Enabling telnet on a
WNR2000v4 Router
(OpenWRT install)
Background:
During late 2018 due to reasons, I temporarily moved back home into my parents' basement to look for better game development employment elsewhere while working at a few temp jobs. Previously I was living with my great roommates in an apartment, and fortunately my room was close enough to run a 20ft or so long Ethernet cable from the ISP's router to my room for Internet. Earlier in 2018, back at home, my father "upgraded" the shady Comcast router with a shadier, newer one, and gave me the old router, a Netgear WNR2000v4 router. At the apartment, I used this router as an overglorified network switch for the devices in my room, for giving Internet access to my laptop, a legacy PC, or any older video game consoles or devices that required wired Internet. I also prefer a wired Ethernet connection over WiFi when I can, since it can be more secure and have less overhead (faster and more reliable) than dealing with wireless Internet. Unfortunately, since this was a 2-router network setup, the network was somewhat complex (outer ISP router being on a 192.168.x.x subnet, with my inner router being on a 10.0.x.x subnet). This 2-router network prevented things such as connecting the PS2 versions of Star Wars Battlefront 1 & 2 to SWBFSpy (which requires getting an IP whitelisted by the server's admin for usage).

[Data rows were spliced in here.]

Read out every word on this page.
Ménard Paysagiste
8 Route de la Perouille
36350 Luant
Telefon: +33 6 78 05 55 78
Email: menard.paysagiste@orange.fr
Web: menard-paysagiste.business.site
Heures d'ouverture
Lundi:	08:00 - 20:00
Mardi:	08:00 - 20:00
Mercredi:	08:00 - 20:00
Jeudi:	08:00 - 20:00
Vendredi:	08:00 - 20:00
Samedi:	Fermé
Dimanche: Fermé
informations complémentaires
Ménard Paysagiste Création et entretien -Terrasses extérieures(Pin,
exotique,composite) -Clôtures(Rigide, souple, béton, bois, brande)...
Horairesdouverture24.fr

Unfortunately, when I moved back home into my room, I didn't have the privilege of having wired Ethernet available, due to the ISP's router being on the other end of the house from my room and my "roommates" not going to like having a 50+ ft. length of Ethernet cable running across the houses to the ISP's router. This obviously wasn't a problem to give Internet access for devices that can use WiFi, but definitely one for devices that only have a wired connection (such as those older video game consoles). Most modern day routers have a web-based GUI for configuring the router (by connecting to the default router gateway in a web browser and logging in as the admin); the WNR2000v4 was no exception. Unfortunately, the default gateway's GUI (called "Genie" by Netgear) for this particular router model does not have a wireless bridging feature, just basic router functionality (via Ethernet or WiFi) for an Internet connection and network switch functionality between wired devices. Getting a wireless bridge function working would allow me to connect devices via wired Ethernet to my room's router and then forward the network data wirelessly (via WiFi) to the main router on the other side of the house. This would allow wired Internet connections from my room to connect to the Internet, and would additionally make the network appear as a single-router network from my router's perspective (with a single subnet; not having to use 2 subnets like at the apartment). Rather than wasting precious money on a dedicated wireless bridge to solve my problem, I was resourceful and used my brain instead, looking into hacking my spare Netgear WNR2000v4 router to install OpenWRT.
Telnet enable attempt/Installing OpenWRT
For those whom are unaware, OpenWRT is a lightweight Linux distribution meant for embedded devices (especially routers). Installing OpenWRT as a replacement firmware on a router removes any restrictions with the stock firmware, and allows full control of the hardware, as well as beefed up security. Basically it can turn any router into a fully configurable business one (with telnet, VLan setting up, etc), just like the Cisco ones my classmates and I learned about in my networking class at college. Most importantly, OpenWRT has a few packages that can be installed to enable wireless bridging functionality on this router. This would solve my problem of connecting my wired devices to the ISP router on the other end of the house without using a double-router setup with 2 subnets and a very long Ethernet cable.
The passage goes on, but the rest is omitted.